9. What is the end goal?: Are you doing it because you want an argument and want to alleviate stress on them or are you doing it because you want to resolve the situation? Because they are very different things. You will, unfortunately have to agree to disagree on things. It may even turn out that they have been annoyed at something you have done in the past but you think they are over-reacting. That’s okay. If you want to add fuel to the fire and make things worse, argue it out and battle egos – but honestly, it won’t do you any justice. Sometimes it is easier to sit back, listen and apologise for anything that you have done which may have upset them. It’s a good idea to start the conversation with something like “Thanks for meeting me today.
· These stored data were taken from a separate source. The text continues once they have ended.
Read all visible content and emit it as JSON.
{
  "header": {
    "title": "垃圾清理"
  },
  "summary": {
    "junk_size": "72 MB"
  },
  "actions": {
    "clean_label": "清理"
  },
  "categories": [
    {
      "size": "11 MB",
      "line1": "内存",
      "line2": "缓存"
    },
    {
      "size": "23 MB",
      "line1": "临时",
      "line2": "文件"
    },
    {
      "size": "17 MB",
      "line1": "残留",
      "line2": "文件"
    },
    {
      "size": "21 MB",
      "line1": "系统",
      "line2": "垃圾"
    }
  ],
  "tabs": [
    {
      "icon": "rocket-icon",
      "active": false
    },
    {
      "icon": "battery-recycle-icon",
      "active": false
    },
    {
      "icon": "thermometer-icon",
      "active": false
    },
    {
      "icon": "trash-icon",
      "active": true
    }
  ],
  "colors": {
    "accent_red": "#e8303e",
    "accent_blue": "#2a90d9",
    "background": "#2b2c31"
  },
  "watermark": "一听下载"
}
I wanted to talk to you alone because I feel like there is a lot of tension between us both and I would really love it if we could hopefully overcome any tensions together. Is that okay?”. Never lose track of the end goal, even when things get heated. It may also be an idea to not accuse them of bullying you, instead tell them how their behaviour is having an impact on you. We all have a different definition of bullying and what it means to bully somebody and it’s likely they will become defensive if you start to call them a bully.

> In Summary

We know that it can be really scary when talking to somebody who is making your life miserable, but the only thing worse is ignoring it and allowing yourself to feel so bad over a long period of time. We use these rules in our own lives and can honestly say that at the end of the conversations, we usually come out feeling really positive and great. It’s a huge weight off your shoulders and you will always be surprised at what you will learn about the other person – you may have more in common than you may think.